- Church: Catholic Church
- Diocese: Diocese of Culiacán
- In office: 4 October 1993 – 11 March 2011
- Predecessor: Luis Rojas Mena
- Successor: Jonás Guerrero Corona [es]
- Previous posts: Titular Bishop of Sullectum (1989-1993) Auxiliary Bishop of Culiacán (1989-1993)

Orders
- Ordination: 28 July 1963
- Consecration: 29 June 1989 by Girolamo Prigione

Personal details
- Born: 31 March 1938 Pénjamo, Guanajuato, Mexico
- Died: 26 November 2020 (aged 82) Hermosillo, Sonora, Mexico

= Benjamín Jiménez Hernández =

Mexican bishop (1938–2020)

Benjamin Jiménez Hernández (31 March 1938 - 26 November 2020) was a Mexican Roman Catholic bishop.

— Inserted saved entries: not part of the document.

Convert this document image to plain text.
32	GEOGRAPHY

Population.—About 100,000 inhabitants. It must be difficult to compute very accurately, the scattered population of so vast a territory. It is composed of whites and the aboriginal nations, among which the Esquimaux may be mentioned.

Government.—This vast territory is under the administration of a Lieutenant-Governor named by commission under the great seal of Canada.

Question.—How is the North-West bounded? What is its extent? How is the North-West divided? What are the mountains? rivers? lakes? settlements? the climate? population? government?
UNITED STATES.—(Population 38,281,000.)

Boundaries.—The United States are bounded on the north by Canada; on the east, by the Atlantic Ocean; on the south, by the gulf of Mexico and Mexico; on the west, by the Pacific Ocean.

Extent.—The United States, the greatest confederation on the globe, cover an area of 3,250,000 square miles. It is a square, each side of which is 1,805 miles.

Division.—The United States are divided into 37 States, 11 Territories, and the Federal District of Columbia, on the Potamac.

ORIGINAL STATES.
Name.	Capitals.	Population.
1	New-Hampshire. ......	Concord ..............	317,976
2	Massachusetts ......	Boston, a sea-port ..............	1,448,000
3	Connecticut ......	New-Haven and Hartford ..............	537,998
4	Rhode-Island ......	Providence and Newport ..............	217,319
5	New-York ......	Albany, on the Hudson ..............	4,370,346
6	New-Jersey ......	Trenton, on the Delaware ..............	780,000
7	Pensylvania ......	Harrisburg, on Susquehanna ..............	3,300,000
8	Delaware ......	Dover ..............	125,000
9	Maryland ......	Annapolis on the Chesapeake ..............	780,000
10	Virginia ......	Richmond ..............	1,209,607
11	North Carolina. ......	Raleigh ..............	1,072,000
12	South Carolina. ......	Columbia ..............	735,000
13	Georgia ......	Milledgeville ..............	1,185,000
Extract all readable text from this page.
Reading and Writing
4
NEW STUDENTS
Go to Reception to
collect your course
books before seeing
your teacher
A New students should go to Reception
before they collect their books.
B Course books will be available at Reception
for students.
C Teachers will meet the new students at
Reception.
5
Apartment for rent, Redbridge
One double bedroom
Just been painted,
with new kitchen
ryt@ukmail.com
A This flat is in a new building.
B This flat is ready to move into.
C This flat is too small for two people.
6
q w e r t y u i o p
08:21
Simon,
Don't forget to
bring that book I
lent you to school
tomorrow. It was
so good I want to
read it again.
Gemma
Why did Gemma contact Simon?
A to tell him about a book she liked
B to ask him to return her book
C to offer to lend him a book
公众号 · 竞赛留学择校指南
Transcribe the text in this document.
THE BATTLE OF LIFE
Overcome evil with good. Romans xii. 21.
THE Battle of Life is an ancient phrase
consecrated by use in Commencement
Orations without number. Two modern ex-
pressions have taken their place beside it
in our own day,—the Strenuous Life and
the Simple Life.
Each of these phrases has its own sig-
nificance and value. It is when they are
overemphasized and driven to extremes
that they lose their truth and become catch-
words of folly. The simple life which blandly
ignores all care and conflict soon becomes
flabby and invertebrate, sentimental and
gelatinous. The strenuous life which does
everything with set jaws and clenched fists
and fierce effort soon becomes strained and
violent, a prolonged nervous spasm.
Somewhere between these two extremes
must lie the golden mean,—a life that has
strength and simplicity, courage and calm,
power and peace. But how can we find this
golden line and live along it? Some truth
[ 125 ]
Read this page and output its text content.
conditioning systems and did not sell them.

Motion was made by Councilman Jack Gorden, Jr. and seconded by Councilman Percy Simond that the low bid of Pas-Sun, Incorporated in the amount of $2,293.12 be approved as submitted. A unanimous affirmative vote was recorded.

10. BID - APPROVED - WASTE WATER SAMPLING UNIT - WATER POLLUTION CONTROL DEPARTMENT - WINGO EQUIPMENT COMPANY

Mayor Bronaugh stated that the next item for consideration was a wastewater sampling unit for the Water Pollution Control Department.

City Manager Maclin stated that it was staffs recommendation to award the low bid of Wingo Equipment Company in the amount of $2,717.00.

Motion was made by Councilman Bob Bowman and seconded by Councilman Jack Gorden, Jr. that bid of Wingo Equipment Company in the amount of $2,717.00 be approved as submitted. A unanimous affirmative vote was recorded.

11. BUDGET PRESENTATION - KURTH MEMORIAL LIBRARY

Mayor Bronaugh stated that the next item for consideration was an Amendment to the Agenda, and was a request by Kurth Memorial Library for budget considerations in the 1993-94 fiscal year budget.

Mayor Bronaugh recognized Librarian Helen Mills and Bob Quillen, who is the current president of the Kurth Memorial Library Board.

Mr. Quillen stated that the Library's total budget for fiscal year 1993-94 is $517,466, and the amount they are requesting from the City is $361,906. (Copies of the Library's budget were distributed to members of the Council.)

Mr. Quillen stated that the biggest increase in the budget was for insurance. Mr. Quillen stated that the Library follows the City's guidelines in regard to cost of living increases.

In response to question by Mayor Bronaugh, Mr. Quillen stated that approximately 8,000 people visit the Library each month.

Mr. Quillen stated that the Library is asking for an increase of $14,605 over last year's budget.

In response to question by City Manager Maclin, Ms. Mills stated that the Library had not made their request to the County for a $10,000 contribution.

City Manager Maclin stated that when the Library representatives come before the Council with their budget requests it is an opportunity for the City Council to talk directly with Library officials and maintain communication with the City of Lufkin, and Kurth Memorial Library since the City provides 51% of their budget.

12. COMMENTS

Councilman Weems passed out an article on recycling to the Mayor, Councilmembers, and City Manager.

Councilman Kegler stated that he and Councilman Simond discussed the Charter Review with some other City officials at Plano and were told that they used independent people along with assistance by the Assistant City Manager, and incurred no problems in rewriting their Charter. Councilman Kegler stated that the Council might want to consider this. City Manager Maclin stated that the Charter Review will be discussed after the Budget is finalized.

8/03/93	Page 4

Jiménez Hernández was born in Mexico and was ordained to the priesthood in 1963.

He served as titular bishop of Sellectum and as auxiliary bishop of the Roman Catholic Diocese of Culiacán, Mexico from 1989 to 1993 and then as bishop of the diocese from 1993 to 2011.

Hernández died from COVID-19 in 2020, at the age of 84, during the COVID-19 pandemic in Mexico.